March 21, 2014 | ||
8:00 pm | ||
March 23, 2014 | ||
2:30 pm |
The Pittsburgh Symphony Orchestra continues its Year of the Pittsburgh Composer with a performance of Nancy Galbraith’s Euphonic Blues. Euphonic Blues was premiered in 2012 by the Carnegie Mellon Philharmonic Orchestra for the 100th anniversary celebration of the Carnegie Mellon School of Music. Donald Runnicles will also lead the orchestra in Mendelssohn’s Piano Concerto No. 1 and highlights from Wagner’s Ring.
Nancy Galbraith resides in Pittsburgh, where she is Professor of Composition at Carnegie Mellon University. In a career that spans three decades, her music has earned praise for its rich harmonic texture, rhythmic vitality, emotional and spiritual depth, and wide range of expression.

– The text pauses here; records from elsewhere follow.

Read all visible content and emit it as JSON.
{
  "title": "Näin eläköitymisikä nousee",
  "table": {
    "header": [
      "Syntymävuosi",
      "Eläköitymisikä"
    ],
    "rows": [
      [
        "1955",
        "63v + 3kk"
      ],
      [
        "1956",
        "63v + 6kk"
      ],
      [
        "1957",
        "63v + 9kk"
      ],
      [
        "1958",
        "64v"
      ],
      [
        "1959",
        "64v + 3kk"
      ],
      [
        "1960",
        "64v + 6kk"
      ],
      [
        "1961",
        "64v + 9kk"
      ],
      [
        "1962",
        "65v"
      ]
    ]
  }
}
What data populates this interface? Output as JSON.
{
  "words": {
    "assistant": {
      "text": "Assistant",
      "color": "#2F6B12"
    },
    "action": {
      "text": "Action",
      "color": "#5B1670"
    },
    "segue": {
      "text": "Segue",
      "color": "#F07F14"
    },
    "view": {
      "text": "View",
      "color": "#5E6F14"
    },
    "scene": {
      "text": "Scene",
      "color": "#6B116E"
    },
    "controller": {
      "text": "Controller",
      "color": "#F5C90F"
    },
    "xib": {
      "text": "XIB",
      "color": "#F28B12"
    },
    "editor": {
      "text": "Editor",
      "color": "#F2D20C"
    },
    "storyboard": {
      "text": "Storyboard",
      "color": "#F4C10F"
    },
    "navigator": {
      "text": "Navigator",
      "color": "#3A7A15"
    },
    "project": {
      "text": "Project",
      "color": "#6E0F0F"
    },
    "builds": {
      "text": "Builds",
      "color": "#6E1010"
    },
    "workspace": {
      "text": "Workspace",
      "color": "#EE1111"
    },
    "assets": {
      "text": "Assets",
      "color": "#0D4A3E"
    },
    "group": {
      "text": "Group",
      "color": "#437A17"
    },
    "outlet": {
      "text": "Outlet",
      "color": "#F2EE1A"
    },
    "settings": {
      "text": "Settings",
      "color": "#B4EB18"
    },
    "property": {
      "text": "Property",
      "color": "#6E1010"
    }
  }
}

Galbraith has had six works performed by the Pittsburgh Symphony Orchestra, beginning with the 1988 premiere of Morning Litany, directed by the eminent Russian conductor Gennady Rozhdetsvensky. The orchestra followed with performances of Danza de los Duendes in 1992, Piano Concerto No. 1 in 1995, and Tormenta del Sur in 2001. In 1998 the PSO commissioned and premiered A Festive Violet Pulse for a celebration welcoming its new music director Mariss Jansons. De profundis ad lucem was commissioned by California University of Pennsylvania to celebrate its 150th anniversary and was premiered there by the PSO in 2002. The work received its European premiere with the Limburgs Symfonie Orkest in the Netherlands in 2011.